Gesualdo: Death for Five Voices

I find Herzog’s documentaries most interesting when there’s a particularly intense friction between the subject matter and the liberties of his approach (mixing the staged and scripted with the captured; feeding lines or “guiding” interviewees), Grizzly Man, Into the Abyss, and Gesualdo: Death for Five Voices being the strongest examples. Herzog’s shies away neither from counterpoints that disrupt his theses, nor the ways in which a camera brings the performer out of a subject, so the narrativity of reality becomes subject as much as one man’s delusions about nature, the horrors of state execution, or the eccentricities and crimes of an Italian composer.
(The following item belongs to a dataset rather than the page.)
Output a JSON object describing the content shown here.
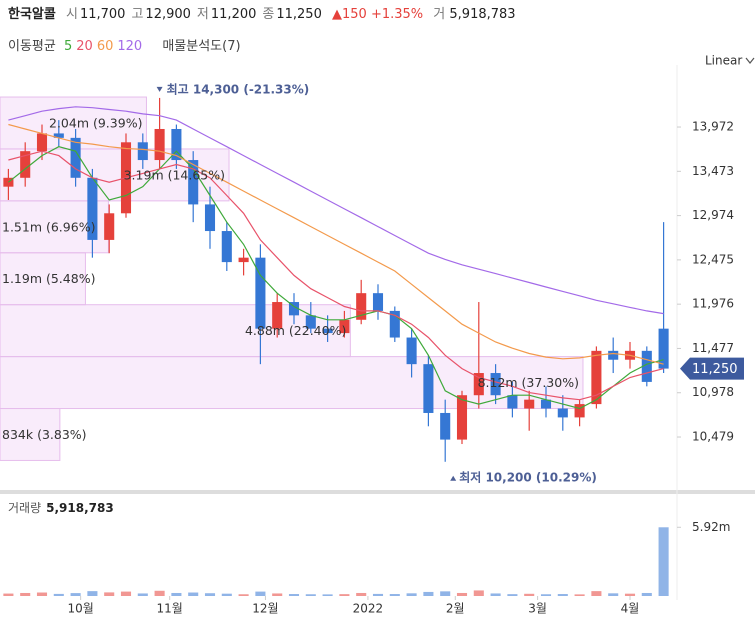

This is precisely as “irresponsible” as it sounds by journalistic standards, and why his best work is so provocative: the truth standards of the documentary never look so feeble, nay duplicitous, as they do under this light. Not only must you have an angle when approaching a subject to film — neutrality itself being an angle — but you will be competing and sharing, always, with other angles. Ecstatic truth may not be much of a doctrine, as the truth it promises usually fails to resolve, but at his most engaged Herzog poses a legitimate challenge to the documentary form. This is his most playful, Herzog and interviewees inventing alike; the mythic stature of Carlo Gesualdo reverberates with the director’s manipulation of of the subject matter. The gesticulations of the singers: has music as possession, of performer by composer, ever been expressed so powerfully? It’s a film on possession, of the present by the past, of imagination by reputation and myth, of genius by madness, and of the filmmaker by their subject.